Smoke test — confirm state hub is responding:

curl -sf http://127.0.0.1:8000/state/summary | python3 -m json.tool | head -20

And from Claude Code, confirm MCP tools are available:

bin/railiance preflight

Restore drill (validation)

Run a restore drill before doing any major infrastructure work. The drill validates that the procedure above actually works without waiting for a real disaster.

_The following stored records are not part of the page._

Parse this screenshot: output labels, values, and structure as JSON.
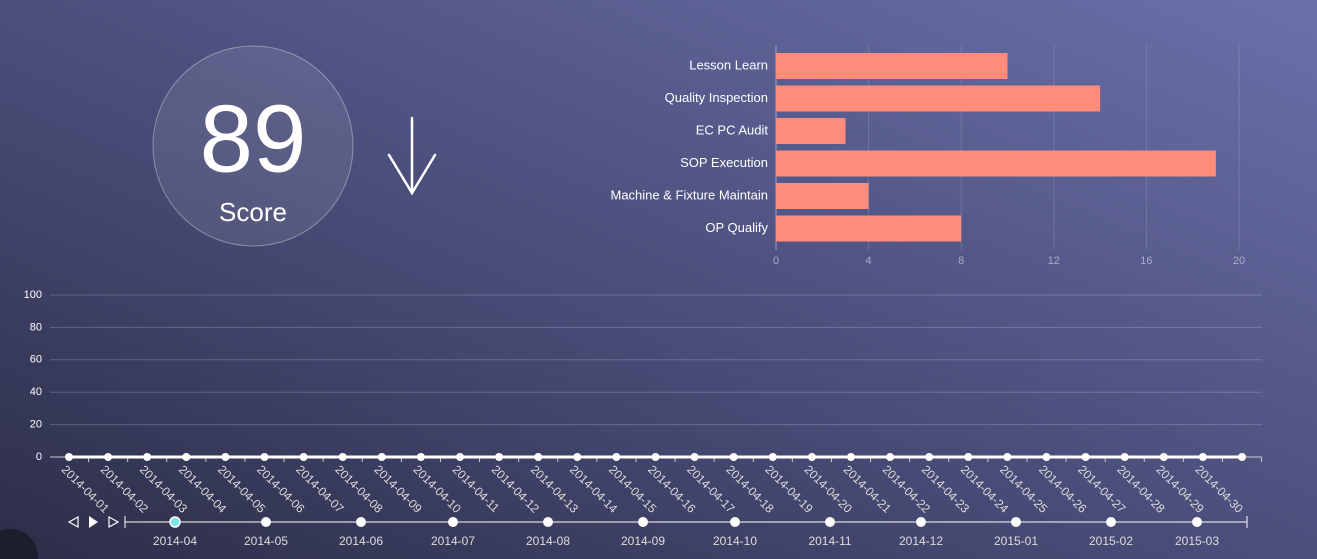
{
  "score": {
    "value": 89,
    "label": "Score"
  },
  "chart_data": [
    {
      "type": "bar",
      "orientation": "horizontal",
      "categories": [
        "Lesson Learn",
        "Quality Inspection",
        "EC PC Audit",
        "SOP Execution",
        "Machine & Fixture Maintain",
        "OP Qualify"
      ],
      "values": [
        10,
        14,
        3,
        19,
        4,
        8
      ],
      "color": "#fd8c7b",
      "xlim": [
        0,
        20
      ],
      "xticks": [
        0,
        4,
        8,
        12,
        16,
        20
      ],
      "grid": true
    },
    {
      "type": "line",
      "categories": [
        "2014-04-01",
        "2014-04-02",
        "2014-04-03",
        "2014-04-04",
        "2014-04-05",
        "2014-04-06",
        "2014-04-07",
        "2014-04-08",
        "2014-04-09",
        "2014-04-10",
        "2014-04-11",
        "2014-04-12",
        "2014-04-13",
        "2014-04-14",
        "2014-04-15",
        "2014-04-16",
        "2014-04-17",
        "2014-04-18",
        "2014-04-19",
        "2014-04-20",
        "2014-04-21",
        "2014-04-22",
        "2014-04-23",
        "2014-04-24",
        "2014-04-25",
        "2014-04-26",
        "2014-04-27",
        "2014-04-28",
        "2014-04-29",
        "2014-04-30",
        null
      ],
      "values": [
        0,
        0,
        0,
        0,
        0,
        0,
        0,
        0,
        0,
        0,
        0,
        0,
        0,
        0,
        0,
        0,
        0,
        0,
        0,
        0,
        0,
        0,
        0,
        0,
        0,
        0,
        0,
        0,
        0,
        0,
        0
      ],
      "color": "#ffffff",
      "ylim": [
        0,
        100
      ],
      "yticks": [
        0,
        20,
        40,
        60,
        80,
        100
      ],
      "grid": true
    }
  ],
  "timeline": {
    "months": [
      "2014-04",
      "2014-05",
      "2014-06",
      "2014-07",
      "2014-08",
      "2014-09",
      "2014-10",
      "2014-11",
      "2014-12",
      "2015-01",
      "2015-02",
      "2015-03"
    ],
    "current": "2014-04"
  }
}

A minimal drill that does not require a second machine:

# 1. Start a second postgres container on a different port
docker run -d --name restore-test \
  -e POSTGRES_DB=custodian \
  -e POSTGRES_USER=custodian \
  -e POSTGRES_PASSWORD=testpass \
  -p 5433:5432 \
  postgres:16-alpine

# 2. Decrypt and restore to it
age --decrypt \
  -i ~/.config/age/railiance-backup.key \
  ~/.cache/railiance/backups/db-$(ls ~/.cache/railiance/backups/db-*.sql.age | sort -r | head -1 | xargs basename | sed 's/db-//;s/.sql.age//').sql.age \
  | docker exec -i restore-test psql -U custodian custodian

# 3. Check row counts
docker exec restore-test psql -U custodian custodian \
  -c "SELECT relname, n_live_tup FROM pg_stat_user_tables WHERE n_live_tup > 0 ORDER BY n_live_tup DESC;"

# 4. Clean up
docker rm -f restore-test

Record the drill completion with a dated file (preflight checks for this in T5):

echo "$(date -u +%Y-%m-%dT%H:%M:%SZ) restore drill OK" \
  >> ~/.cache/railiance/restore-drill.log

Extension Points

EP-RAIL-003 — Git bare-repo mirrors as secondary restore source

The current design relies on Gitea remotes for git repo recovery. If Gitea is offline during a migration, repos can only be recovered from local working copies (if they survive). A secondary bare-repo mirror (e.g., in a local directory or on a NAS) would make git recovery independent of Gitea availability.

Trigger: when the Gitea server becomes a SPOF for restore operations (e.g., during ThreePhoenix migration work on the server that runs Gitea). Constraint: mirrors must be updated on the same schedule as the DB backup; stale mirrors provide false confidence.

EP-RAIL-004 — Offsite secondary copy of encrypted backups

The current Nextcloud file drop is the only offsite copy. A second destination (rclone to an S3-compatible store, or rsync to a NAS) would protect against Nextcloud unavailability.

Trigger: when Nextcloud is not available or is itself hosted on the same infrastructure being migrated. Constraint: the second destination must also be write-only or similarly access-controlled; duplicating to a readable location without additional access controls widens the blast radius of a credential leak.